The pdftables
package allows the user to convert PDF
tables to formats more amenable to analysis (csv, XML, or XLSX) by
wrapping the PDFTables API.
The package can be installed from either CRAN or Github (development version):
# From CRAN
install.packages("pdftables")
# From Github
library(devtools)
install_github("expersso/pdftables")
library(pdftables)
To use the package the user first needs to sign up to the PDFTables API to get an API token (they offer a free package that allows up to 50 pages).
In the following example we first write the iris
dataset
to a .csv
file. We then open that file and print it as a
.pdf
file. Using the convert_pdf
function we
then upload that PDF to the PDFTables
API which parses and returns the converted file as
test2.csv
.
(Note: All functions in the package require that you provide your api
key in the api_key
argument.

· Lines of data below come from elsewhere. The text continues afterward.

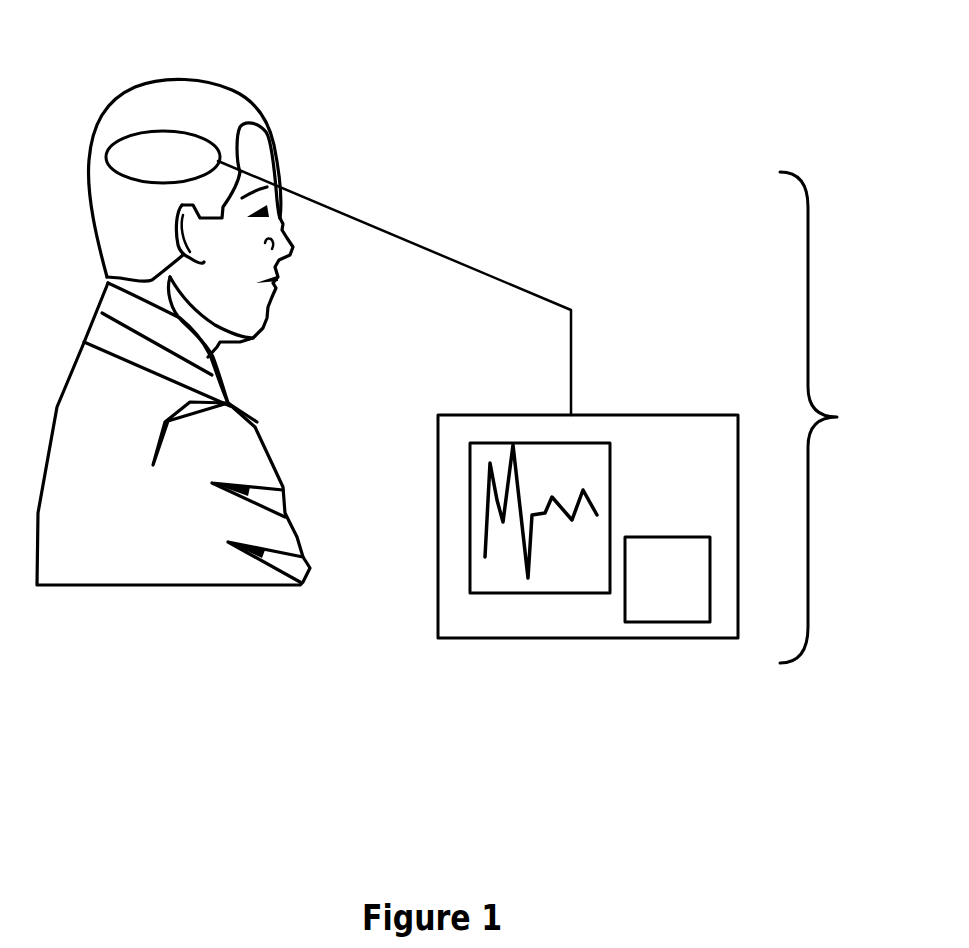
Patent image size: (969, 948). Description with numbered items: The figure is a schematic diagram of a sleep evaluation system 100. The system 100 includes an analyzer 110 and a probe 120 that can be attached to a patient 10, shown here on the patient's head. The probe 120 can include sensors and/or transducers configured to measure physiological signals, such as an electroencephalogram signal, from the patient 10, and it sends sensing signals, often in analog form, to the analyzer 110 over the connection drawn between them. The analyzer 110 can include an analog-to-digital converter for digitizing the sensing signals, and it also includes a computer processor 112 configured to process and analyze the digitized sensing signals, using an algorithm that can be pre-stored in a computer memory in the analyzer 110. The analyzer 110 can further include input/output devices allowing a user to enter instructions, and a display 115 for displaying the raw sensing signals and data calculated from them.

The patient 10 is at (235, 105).
The sleep evaluation system 100 is at (836, 417).
The analyzer 110 is at (670, 463).
The computer processor 112 is at (652, 598).
The display 115 is at (499, 580).
The probe 120 is at (165, 143).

By default this looks for an
environment variable called pdftable_api
, but you can also
provide it directly.)
write.csv(head(iris, 20), file = "test.csv", row.names = FALSE)
# Open test.csv and print as PDF to "test.pdf"
convert_pdf("test.pdf", "test2.csv")
# Converted test.pdf to test2.csv
If the output_file
argument is omitted, the name of the
output file will be the same as the input file, but with the right file
extension.
The package (and API) supports converting PDFs to .csv
,
.xml
, and .xlsx
.
Note that the conversion sometimes fails to recover the underlying data exactly, so you may have to open the retrieved file and make some manual corrections.
The get_remaining
function shows you how many pages you
have remaining.